Heyer was a Greene County native who graduated from William Monroe High School. She worked as a paralegal for the Miller Law Group in Charlottesville, and also as a part-time server at Cafe Caturra on the University of Virginia Corner.

Fields was seen participating in the Unite the Right rally at Emancipation Park with Vanguard America, a known racist, right-wing group. The rally's organizer, white activist Jason Kessler, had stated that the event was in support of the Lee statue.

Fields' next court date is scheduled for Friday, August 25.

Traditionalist Worker Party cofounder Matthew Heimbach appeared in support of Fields following the court hearing. He promised the Nazis would return to Charlottesville with another rally. The Anti-Defamation League considers Heimbach a leader of the alt-right movement.

Heimbach blamed Saturday's violence and car attack on police and the radical left.

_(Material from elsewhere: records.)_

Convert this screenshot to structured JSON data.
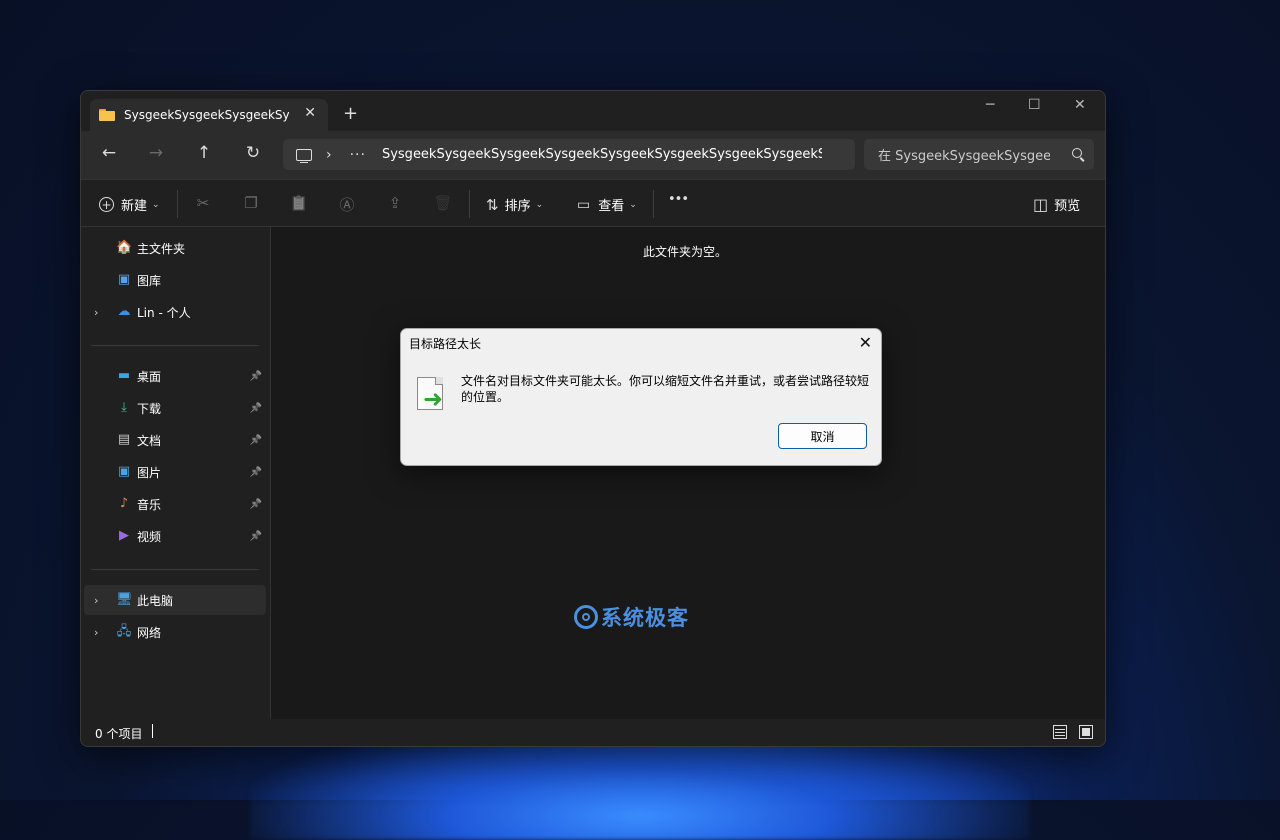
{
  "window": {
    "tab_title": "SysgeekSysgeekSysgeekSysgeek",
    "tab_close": "✕",
    "new_tab": "+",
    "minimize": "─",
    "maximize": "☐",
    "close": "✕"
  },
  "nav": {
    "back": "←",
    "forward": "→",
    "up": "↑",
    "refresh": "↻",
    "chevron": "›",
    "more": "···",
    "address_path": "SysgeekSysgeekSysgeekSysgeekSysgeekSysgeekSysgeekSysgeekSysgeek",
    "search_placeholder": "在 SysgeekSysgeekSysgeekSysgeek"
  },
  "toolbar": {
    "new_label": "新建",
    "cut_icon": "✂",
    "copy_icon": "❐",
    "paste_icon": "📋",
    "rename_icon": "Ⓐ",
    "share_icon": "⇪",
    "delete_icon": "🗑",
    "sort_icon": "⇅",
    "sort_label": "排序",
    "view_icon": "▭",
    "view_label": "查看",
    "more": "•••",
    "preview_icon": "◫",
    "preview_label": "预览",
    "caret": "⌄"
  },
  "sidebar": {
    "top_items": [
      {
        "label": "主文件夹",
        "icon": "🏠",
        "color": "#e8a64a"
      },
      {
        "label": "图库",
        "icon": "▣",
        "color": "#5aa0e8"
      },
      {
        "label": "Lin - 个人",
        "icon": "☁",
        "color": "#3a8ee6",
        "chevron": "›"
      }
    ],
    "pinned_items": [
      {
        "label": "桌面",
        "icon": "▬",
        "color": "#3aa4e6",
        "pin": "📌"
      },
      {
        "label": "下载",
        "icon": "⤓",
        "color": "#3ec48a",
        "pin": "📌"
      },
      {
        "label": "文档",
        "icon": "▤",
        "color": "#c8c8c8",
        "pin": "📌"
      },
      {
        "label": "图片",
        "icon": "▣",
        "color": "#4aa2e0",
        "pin": "📌"
      },
      {
        "label": "音乐",
        "icon": "♪",
        "color": "#e8845a",
        "pin": "📌"
      },
      {
        "label": "视频",
        "icon": "▶",
        "color": "#9a6ae0",
        "pin": "📌"
      }
    ],
    "bottom_items": [
      {
        "label": "此电脑",
        "icon": "🖥",
        "color": "#4aa2e0",
        "chevron": "›"
      },
      {
        "label": "网络",
        "icon": "🖧",
        "color": "#4aa2e0",
        "chevron": "›"
      }
    ]
  },
  "content": {
    "empty_message": "此文件夹为空。"
  },
  "status": {
    "item_count": "0 个项目"
  },
  "dialog": {
    "title": "目标路径太长",
    "close": "✕",
    "message": "文件名对目标文件夹可能太长。你可以缩短文件名并重试，或者尝试路径较短的位置。",
    "arrow": "➜",
    "cancel_label": "取消"
  },
  "watermark": {
    "text": "系统极客"
  }
}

"We defended ourselves. We brought helmets and shields while the enemy brought improvised flame throwers, where they brought bleach, where they brought paint, where they brought sticks and they brought knives. The nationalist community defended ourselves against thugs in a battle that was brought by this city that wanted a bloodbath," Heimbach said.

A group of protesters outside the court chanted "Nazi go home," at Heimbach, who was escorted by officers away from the crowd.

A high school teacher said Fields was fascinated with Nazism, idolized Adolf Hitler and had been singled out by school officials in the 9th grade for his "deeply held, radical" convictions on race.

The Associated Press contributed to this article.